(CP) In a landmark legislative move, Ukraine has shifted the date of its official Christmas celebration from January 7 to December 25, stepping away from the traditions of the Russian Orthodox Church, allied with Putin’s regime, and in a bid to “live their own life with their own traditions (and) holidays.”
The Ukrainian parliament passed the bill earlier this month, which has now been signed into law by President Volodymyr Zelensky, CNN reported.
The legislation has been interpreted as a breakaway from Russia’s cultural dominance, especially since the Orthodox community in Ukraine has been steadily distancing itself from Moscow following Russia’s illegal annexation of Crimea and support for separatists in Ukraine’s eastern Donbas region in 2014.
Russia’s invasion of Ukraine amplified the split between the two branches of Orthodox Christianity. The division deepened when the head of Russia’s Orthodox Church, Patriarch Kirill, endorsed the invasion, framing it as a cultural conflict between the wider Russian world and Western liberal values.
The legislation essentially formalizes what some churches in Ukraine had already started practicing. For instance, a branch of the Orthodox Church of Ukraine allowed its churches to celebrate Christmas on December 25 last year. The Ukrainian Greek Catholic Church also moved its celebration of Christmas to December 25.
The legislation also modifies the dates of several Ukrainian holidays that coincide with religious festivities, including the Day of Ukrainian Statehood, the country’s independence day, which has been moved from July 28 to July 15. Additionally, the Day of Defenders of Ukraine, a day to honor veterans and war dead, has been shifted from October 14 to October 1.
Last December, President Zelensky signaled a move against churches affiliated with Russia, allegedly to bolster the war effort. The Ukrainian National Security and Defense Council instructed the government to ban any church that might be following orders from Moscow, as reported by Reuters at the time.
In a bid to curb the influence of pro-Russian elements, Zelensky contended that these actors were trying to “weaken Ukraine from within” as the nation continued to resist the Russian military invasion inside its borders. “We will never allow anyone to build an empire inside the Ukrainian soul,” Zelensky said in an address at the time, as quoted by the newswire.

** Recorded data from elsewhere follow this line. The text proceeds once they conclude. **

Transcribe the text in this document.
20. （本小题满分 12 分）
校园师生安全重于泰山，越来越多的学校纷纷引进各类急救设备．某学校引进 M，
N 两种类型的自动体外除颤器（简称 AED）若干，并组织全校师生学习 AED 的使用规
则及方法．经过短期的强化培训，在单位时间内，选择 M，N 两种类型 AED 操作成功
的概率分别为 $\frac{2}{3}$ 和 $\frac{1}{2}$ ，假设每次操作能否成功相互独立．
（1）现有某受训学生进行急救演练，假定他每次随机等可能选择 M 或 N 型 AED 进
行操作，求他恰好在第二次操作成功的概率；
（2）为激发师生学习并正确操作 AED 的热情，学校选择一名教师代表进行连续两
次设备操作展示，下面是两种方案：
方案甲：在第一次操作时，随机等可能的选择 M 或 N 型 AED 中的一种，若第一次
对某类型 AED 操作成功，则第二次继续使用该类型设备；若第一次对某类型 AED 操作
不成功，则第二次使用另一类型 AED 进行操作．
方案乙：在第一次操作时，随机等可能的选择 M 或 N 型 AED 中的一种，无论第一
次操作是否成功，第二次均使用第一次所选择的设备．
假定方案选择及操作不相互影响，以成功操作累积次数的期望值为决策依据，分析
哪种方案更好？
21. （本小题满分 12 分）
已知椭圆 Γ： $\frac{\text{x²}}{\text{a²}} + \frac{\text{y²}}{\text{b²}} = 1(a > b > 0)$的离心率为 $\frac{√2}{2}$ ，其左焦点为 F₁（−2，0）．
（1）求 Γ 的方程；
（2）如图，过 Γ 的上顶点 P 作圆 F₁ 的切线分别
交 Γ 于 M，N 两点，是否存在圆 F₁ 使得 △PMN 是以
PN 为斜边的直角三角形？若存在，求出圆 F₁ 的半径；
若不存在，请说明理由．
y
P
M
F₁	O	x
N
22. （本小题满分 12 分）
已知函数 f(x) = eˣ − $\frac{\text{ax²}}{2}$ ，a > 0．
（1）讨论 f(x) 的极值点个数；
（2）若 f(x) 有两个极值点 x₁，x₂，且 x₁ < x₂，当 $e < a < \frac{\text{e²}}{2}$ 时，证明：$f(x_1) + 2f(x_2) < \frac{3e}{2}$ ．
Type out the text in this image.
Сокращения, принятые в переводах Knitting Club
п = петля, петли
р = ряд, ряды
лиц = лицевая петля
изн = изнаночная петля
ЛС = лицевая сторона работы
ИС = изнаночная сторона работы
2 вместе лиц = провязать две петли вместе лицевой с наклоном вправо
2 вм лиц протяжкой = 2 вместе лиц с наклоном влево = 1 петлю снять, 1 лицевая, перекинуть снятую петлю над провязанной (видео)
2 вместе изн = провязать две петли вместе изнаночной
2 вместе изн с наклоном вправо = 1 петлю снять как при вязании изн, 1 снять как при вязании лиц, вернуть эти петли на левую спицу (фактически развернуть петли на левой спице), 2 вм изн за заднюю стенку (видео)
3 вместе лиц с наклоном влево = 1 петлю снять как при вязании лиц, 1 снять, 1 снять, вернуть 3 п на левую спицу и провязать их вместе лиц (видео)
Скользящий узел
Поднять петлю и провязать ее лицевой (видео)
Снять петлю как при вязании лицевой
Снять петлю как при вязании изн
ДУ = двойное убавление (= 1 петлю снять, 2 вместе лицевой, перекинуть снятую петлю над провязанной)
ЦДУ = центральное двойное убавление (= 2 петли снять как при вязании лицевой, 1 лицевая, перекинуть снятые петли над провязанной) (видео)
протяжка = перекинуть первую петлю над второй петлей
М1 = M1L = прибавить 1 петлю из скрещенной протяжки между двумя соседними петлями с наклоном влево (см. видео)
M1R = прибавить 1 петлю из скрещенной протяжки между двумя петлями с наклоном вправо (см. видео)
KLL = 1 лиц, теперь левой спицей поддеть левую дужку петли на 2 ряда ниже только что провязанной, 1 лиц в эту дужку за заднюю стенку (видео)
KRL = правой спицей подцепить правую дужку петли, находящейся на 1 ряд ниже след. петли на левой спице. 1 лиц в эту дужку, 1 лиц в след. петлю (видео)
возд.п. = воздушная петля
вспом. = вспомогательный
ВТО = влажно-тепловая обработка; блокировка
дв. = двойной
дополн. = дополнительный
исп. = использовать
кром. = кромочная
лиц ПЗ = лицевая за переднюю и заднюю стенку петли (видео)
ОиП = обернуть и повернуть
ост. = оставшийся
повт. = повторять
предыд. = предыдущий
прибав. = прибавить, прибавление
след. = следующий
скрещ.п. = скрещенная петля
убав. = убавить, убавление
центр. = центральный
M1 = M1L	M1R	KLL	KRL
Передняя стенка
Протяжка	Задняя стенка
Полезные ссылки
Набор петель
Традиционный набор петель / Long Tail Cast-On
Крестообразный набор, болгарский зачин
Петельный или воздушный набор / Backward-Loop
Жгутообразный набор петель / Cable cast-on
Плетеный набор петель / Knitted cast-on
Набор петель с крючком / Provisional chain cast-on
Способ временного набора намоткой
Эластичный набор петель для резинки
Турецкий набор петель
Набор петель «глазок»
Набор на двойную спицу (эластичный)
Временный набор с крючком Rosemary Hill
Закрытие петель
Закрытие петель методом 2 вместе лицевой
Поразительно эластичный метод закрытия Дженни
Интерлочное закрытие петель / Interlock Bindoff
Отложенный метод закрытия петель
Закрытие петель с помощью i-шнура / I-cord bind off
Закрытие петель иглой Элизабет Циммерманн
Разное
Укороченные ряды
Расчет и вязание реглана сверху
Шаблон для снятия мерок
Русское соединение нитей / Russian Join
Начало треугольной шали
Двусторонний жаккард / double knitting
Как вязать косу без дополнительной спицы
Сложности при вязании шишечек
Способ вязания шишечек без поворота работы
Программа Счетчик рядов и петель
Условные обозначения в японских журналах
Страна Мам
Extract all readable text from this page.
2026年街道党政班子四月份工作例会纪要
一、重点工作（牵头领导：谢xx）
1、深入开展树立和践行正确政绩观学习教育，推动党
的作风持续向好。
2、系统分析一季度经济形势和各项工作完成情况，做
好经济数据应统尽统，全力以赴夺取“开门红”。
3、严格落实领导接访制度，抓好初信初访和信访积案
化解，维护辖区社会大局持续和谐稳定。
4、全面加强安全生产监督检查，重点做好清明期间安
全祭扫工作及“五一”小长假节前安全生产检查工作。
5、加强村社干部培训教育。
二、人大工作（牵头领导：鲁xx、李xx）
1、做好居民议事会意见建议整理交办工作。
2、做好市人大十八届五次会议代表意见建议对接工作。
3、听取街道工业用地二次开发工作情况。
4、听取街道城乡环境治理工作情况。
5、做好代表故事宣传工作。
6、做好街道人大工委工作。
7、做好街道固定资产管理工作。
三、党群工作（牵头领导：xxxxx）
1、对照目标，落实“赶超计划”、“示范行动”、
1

There have also been efforts by security forces in Ukraine to investigate Orthodox churches associated with the Moscow Patriarchate.
Last November, Ukraine’s Security Service conducted searches at several theological seminaries and Orthodox Churches tied to the Moscow Patriarchate and reportedly found pro-Russian propaganda materials.
Amid these developments, Patriarch Kirill has been accused of abusing his position to justify the war and was even sanctioned by the UK government last year. He has also unsuccessfully implored other religious leaders, including Pope Francis, to urge Ukraine not to close down a monastery historically tied to Russia.
As tensions mount, the Ukrainian Orthodox Church faces eviction from the 980-year-old Kyiv-Pechersk Lavra monastery complex in the nation’s capital. The UOC was given until March 29 to comply with the order. The Ukrainian culture ministry claimed that the UOC “violated the terms of the agreement regarding the use of state property,” without specifying how, while the UOC asserts it is a victim of a political witch hunt.